Various hypotheses have been put forward to explain the occurrence of episodes of ventricular arrhythmia during acute myocarditis. Viral-induced myocardial fibrosis and secondary hypertrophy could favour a regional slowing of action potentials, which could result in re-entry circuits. Ventricular arrhythmia could also be triggered by small, focal inflammation in electrically sensitive myocardial areas. As stated above, myocardial ischemia could also be implicated as well as abnormal function of myocardial ion channels.
2 - Diagnosis, treatment and prognosis
During episodes of acute myocarditis with ventricular arrhythmia, Troponin T and I are more useful when a high sensitivity threshold is used. Depending on the extent of myocardial damage, electrocardiographic abnormalities range from T wave inversion to frank ST-elevation with bundle branch block. Magnetic Resonance Imaging (MRI) enables the visualisation of the entire myocardium and is thus well suited to detect the focal patchy nature of the myocardial lesions. Endomyocardial biopsy is not necessary for the diagnosis of myocarditis.
Immunosuppression, interferon, intravenous immune globulin and immune adsorption therapy are sometimes used to treat myocardial inflammation, but strong evidence of the benefit of these therapies is lacking. Targeted vaccination against the most common causative agents may be developed in the future.
It is difficult to establish the exact prognosis of patients with ventricular arrhythmias complicating acute myocarditis. There are few long-term studies dealing with this issue. It is suggested that the prognosis of patients with resuscitated sudden cardiac death in the onset of acute myocarditis is favourable, arrhythmias usually being self-limited with no recurrences that follow the acute phase (17, 18).
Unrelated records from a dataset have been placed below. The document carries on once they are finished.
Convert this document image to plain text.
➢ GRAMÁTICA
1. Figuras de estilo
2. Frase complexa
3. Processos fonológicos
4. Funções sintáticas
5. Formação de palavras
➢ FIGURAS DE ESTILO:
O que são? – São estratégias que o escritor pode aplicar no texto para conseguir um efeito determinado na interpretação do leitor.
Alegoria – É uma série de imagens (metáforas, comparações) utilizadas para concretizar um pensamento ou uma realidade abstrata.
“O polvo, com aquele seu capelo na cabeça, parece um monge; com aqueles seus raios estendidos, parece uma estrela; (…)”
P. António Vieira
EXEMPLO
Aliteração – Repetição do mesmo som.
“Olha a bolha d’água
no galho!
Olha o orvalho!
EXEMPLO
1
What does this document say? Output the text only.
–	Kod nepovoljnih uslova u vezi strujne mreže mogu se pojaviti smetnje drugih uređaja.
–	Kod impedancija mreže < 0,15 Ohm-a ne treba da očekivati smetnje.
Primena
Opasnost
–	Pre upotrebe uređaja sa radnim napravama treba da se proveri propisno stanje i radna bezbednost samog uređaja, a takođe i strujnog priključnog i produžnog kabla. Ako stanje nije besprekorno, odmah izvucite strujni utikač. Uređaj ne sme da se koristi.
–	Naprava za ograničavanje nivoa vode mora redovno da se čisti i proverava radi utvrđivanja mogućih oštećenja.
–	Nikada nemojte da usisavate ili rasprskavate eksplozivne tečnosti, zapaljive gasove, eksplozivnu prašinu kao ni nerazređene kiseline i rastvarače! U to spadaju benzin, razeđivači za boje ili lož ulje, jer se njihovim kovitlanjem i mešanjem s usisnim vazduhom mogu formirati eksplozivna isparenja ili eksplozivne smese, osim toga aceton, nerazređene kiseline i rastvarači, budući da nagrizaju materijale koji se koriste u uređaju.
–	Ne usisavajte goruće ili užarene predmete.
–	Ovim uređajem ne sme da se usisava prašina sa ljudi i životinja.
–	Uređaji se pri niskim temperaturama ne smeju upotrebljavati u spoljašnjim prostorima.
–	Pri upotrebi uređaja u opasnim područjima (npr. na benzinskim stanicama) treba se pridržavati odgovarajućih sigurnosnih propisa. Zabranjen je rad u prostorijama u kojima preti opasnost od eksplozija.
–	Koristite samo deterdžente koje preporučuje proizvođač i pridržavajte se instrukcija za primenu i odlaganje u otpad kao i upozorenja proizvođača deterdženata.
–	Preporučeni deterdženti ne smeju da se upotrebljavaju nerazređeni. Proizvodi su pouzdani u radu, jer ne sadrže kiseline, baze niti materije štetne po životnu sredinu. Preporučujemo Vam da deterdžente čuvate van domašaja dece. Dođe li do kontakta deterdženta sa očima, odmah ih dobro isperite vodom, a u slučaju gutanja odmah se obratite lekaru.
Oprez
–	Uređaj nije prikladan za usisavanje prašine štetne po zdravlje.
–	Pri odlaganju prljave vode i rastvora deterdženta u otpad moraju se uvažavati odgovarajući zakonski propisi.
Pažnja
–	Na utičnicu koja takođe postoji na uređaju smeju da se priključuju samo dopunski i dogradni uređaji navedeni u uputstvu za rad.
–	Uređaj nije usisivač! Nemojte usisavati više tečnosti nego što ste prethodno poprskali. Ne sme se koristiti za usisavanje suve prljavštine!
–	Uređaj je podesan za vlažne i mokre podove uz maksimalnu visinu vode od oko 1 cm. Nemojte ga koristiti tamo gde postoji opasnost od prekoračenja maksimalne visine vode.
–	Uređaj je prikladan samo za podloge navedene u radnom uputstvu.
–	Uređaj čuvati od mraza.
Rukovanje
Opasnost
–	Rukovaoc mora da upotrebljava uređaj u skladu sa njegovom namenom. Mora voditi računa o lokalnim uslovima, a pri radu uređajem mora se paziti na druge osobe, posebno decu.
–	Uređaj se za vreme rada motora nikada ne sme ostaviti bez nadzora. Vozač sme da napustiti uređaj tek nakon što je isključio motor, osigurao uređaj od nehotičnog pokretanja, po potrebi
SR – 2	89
The mechanisms underlying the occurrence of ventricular arrhythmias during myocardial inflammation are unknown. The extent of cellular damage that follows acute myocarditis could be genetically determined and likewise, the presence of severe arrhythmias during the onset of acute myocarditis could reveal pre-existing cardiac channelopathies. Therefore, it is recommended to look for an arrhythmogenic substrate in patients with ventricular fibrillation triggered by acute myocarditis. Additionally, MRI should be performed in patients resuscitated from sudden cardiac death, to rule out myocardial inflammation.
With the help of molecular biology, it is likely that we will increase our understanding of electrical instability in the context of myocarditis. Enhanced identification of patients at risk of sudden death during myocardial inflammation will hopefully be the first clinical application to ensue.